Stan Eve

Personal information
- Full name: Stanley Charles Eve
- Born: 18 December 1925 Stepney, London, England
- Died: 27 January 1990 (aged 64) Havering, Essex, England
- Batting: Right-handed
- Role: Batsman

Domestic team information
- 1949–1957: Essex

Career statistics
| Competition | FC |
| Matches | 32 |
| Runs scored | 1,041 |
| Batting average | 22.14 |
| 100s/50s | 1/6 |
| Top score | 120 |
| Catches/stumpings | 17/– |
- Source: Cricinfo, 19 July 2013

= Stan Eve =

English cricketer

Stanley Charles Eve (18 December 1925 – 27 January 1990) was an English cricketer who played first-class cricket for Essex between 1949 and 1957.

Eve was born in Stepney and educated at Upminster School. He was amateur batsman who liked to score runs quickly from the start of his innings.
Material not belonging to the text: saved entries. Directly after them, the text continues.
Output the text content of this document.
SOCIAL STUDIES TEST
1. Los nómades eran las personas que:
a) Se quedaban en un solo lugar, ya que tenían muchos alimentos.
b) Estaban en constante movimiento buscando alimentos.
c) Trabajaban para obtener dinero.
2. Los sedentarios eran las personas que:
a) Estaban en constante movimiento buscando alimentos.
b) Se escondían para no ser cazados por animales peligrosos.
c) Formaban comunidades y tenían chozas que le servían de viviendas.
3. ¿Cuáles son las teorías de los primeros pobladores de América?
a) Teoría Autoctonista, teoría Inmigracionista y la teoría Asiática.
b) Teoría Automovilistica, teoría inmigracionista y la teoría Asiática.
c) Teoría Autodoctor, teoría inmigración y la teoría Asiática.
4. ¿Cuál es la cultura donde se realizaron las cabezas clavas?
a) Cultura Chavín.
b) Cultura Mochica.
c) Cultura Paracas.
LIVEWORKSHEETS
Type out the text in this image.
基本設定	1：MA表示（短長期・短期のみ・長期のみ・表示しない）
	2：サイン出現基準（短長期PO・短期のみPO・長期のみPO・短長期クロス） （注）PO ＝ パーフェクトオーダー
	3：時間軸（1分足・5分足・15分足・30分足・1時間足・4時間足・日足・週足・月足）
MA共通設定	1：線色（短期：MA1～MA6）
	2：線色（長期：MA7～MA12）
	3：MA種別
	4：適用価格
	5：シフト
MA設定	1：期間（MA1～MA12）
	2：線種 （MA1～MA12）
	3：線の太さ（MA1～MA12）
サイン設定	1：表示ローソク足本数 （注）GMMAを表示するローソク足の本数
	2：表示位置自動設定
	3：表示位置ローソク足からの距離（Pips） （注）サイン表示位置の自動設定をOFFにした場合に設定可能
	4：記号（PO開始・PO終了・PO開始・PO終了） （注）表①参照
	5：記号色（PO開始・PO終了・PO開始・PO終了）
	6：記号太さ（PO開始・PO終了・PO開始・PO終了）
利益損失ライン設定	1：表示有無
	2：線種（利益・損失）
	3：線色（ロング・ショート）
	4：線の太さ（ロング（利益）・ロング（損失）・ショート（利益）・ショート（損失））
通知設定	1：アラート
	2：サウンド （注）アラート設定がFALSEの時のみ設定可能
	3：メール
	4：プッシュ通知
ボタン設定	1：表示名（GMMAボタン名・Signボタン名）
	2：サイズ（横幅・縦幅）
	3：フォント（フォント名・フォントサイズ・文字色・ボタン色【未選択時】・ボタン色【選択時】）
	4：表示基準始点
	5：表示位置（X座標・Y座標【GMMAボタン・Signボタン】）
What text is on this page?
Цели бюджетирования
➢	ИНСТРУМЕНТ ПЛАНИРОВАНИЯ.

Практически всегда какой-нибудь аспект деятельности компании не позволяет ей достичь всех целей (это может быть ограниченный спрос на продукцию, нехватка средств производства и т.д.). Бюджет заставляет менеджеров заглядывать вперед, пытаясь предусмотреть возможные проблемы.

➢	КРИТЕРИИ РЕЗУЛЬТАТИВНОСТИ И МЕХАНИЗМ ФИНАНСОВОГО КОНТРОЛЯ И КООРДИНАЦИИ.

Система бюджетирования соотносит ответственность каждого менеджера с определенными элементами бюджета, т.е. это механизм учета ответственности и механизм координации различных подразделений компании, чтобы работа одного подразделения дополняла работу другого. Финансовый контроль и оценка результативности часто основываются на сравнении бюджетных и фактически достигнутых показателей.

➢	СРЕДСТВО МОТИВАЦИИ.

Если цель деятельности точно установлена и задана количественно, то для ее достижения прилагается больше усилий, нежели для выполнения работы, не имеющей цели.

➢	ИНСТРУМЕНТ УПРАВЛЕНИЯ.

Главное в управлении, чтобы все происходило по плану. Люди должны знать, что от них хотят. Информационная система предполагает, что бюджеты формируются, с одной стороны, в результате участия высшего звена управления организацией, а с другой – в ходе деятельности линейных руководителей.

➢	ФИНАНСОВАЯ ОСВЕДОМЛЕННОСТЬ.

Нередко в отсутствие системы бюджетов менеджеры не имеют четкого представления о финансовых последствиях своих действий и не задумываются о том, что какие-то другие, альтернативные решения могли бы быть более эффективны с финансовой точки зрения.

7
He scored a century in his second match for Essex, finishing with 120 made in just over two hours against Warwickshire; Essex won by an innings in two days in a match in which no other batsman reached 40. His Essex teammate Dickie Dodds later wrote of that innings: "Watching him cut and pull and dance down the wicket to drive was a breathtaking experience. He looked a complete player ..." Later that season he scored 69 not out against Surrey in an Essex total of 145 when none of his teammates exceeded 12.

After 1949, Eve's business commitments prevented him from applying himself to first-class cricket. He played a few more matches for Essex but with only moderate success. He was a prolific scorer for the Upminster club for many years.